We'll use simple DB-API commands to establish a connection in this example:

In [None]:
import intersystems_iris as iris
import ssl

# change this to wherever you copied your certificate to
certificateFile = "/usr/cert-demo/certificateSQLaaS.pem"
sslcontext = ssl.create_default_context(cafile=certificateFile)

connection = iris.connect( hostname, port, namespace, username, password, sslcontext = sslcontext )
cursor = connection.cursor()

cursor.execute("SELECT 'hello secure world!'")
cursor.fetchone()[0]

## Vector time!

Now that we have established a secure connection, let's get onto some actual vector stuff!

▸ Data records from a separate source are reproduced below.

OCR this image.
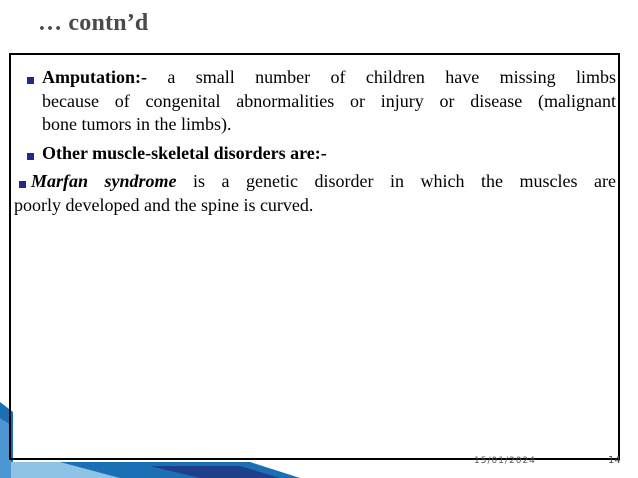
… contn’d
Amputation:- a small number of children have missing limbs
because of congenital abnormalities or injury or disease (malignant
bone tumors in the limbs).
Other muscle-skeletal disorders are:-
Marfan syndrome is a genetic disorder in which the muscles are
poorly developed and the spine is curved.
15/01/2024	14
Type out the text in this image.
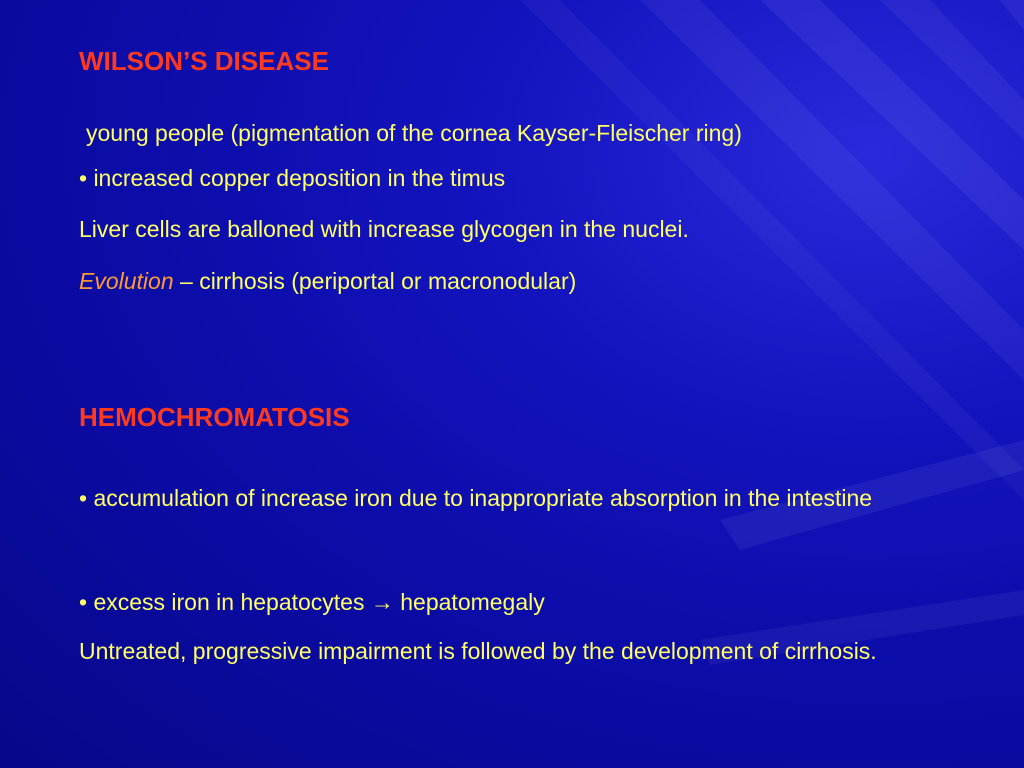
WILSON’S DISEASE
young people (pigmentation of the cornea Kayser-Fleischer ring)
• increased copper deposition in the timus
Liver cells are balloned with increase glycogen in the nuclei.
Evolution – cirrhosis (periportal or macronodular)
HEMOCHROMATOSIS
• accumulation of increase iron due to inappropriate absorption in the intestine
• excess iron in hepatocytes → hepatomegaly
Untreated, progressive impairment is followed by the development of cirrhosis.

See the neighbouring `sql_demo.ipynb` for full detail on what we're trying to achieve here.

In [None]:
import pandas as pd

# Load the CSV file
df = pd.read_csv('../data/scotch_review.csv')
df.head()

In [None]:
# Clean data
# Remove the specified columns
df.drop(['currency'], axis=1, inplace=True)

# Drop the first column
df.drop(columns=df.columns[0], inplace=True)

# Remove rows without a price
df.dropna(subset=['price'], inplace=True)

# Ensure values in 'price' are numbers
df = df[pd.to_numeric(df['price'], errors='coerce').notna()]

# Replace NaN values in other columns with an empty string
df.fillna('', inplace=True)

df.head()

In [None]:
from sentence_transformers import SentenceTransformer

# Load a pre-trained sentence transformer model. This model's output vectors are of size 384
model = SentenceTransformer('all-MiniLM-L6-v2') 

# Generate embeddings for all descriptions at once. Batch processing makes it faster
embeddings = model.encode(df['description'].tolist(), normalize_embeddings=True)

# Add the embeddings to the DataFrame
df['description_vector'] = embeddings.tolist()

df.head()

## And now load them into Cloud SQL

We'll first create a table and then ingest all the rows from the dataframe we created earlier.

In [None]:
cursor.execute('DROP TABLE IF EXISTS scotch_reviews')
cursor.execute(f"""CREATE TABLE scotch_reviews (
                    name VARCHAR(255),
                    category VARCHAR(255),
                    review_point INT,
                    price DOUBLE,
                    description VARCHAR(2000),
                    description_vector VECTOR(FLOAT, 384)
                )""")

seq = []
for index, row in df.iterrows():
    seq.append((row['name'], row['category'], row['review.point'], row['price'], row['description'], str(row['description_vector'])))

success = cursor.executemany("INSERT INTO scotch_reviews (name, category, review_point, price, description, description_vector) VALUES (?, ?, ?, ?, ?, TO_VECTOR(?))", seq)


In [None]:
description_search = "earthy and creamy taste"
search_vector = model.encode(description_search, normalize_embeddings=True).tolist() # Convert search phrase into a vector

cursor.execute("""
            SELECT TOP 3 * FROM scotch_reviews 
            WHERE price < 100 
            ORDER BY VECTOR_DOT_PRODUCT(description_vector, TO_VECTOR(?)) DESC
        """, [str(search_vector)])

print(cursor.fetchall())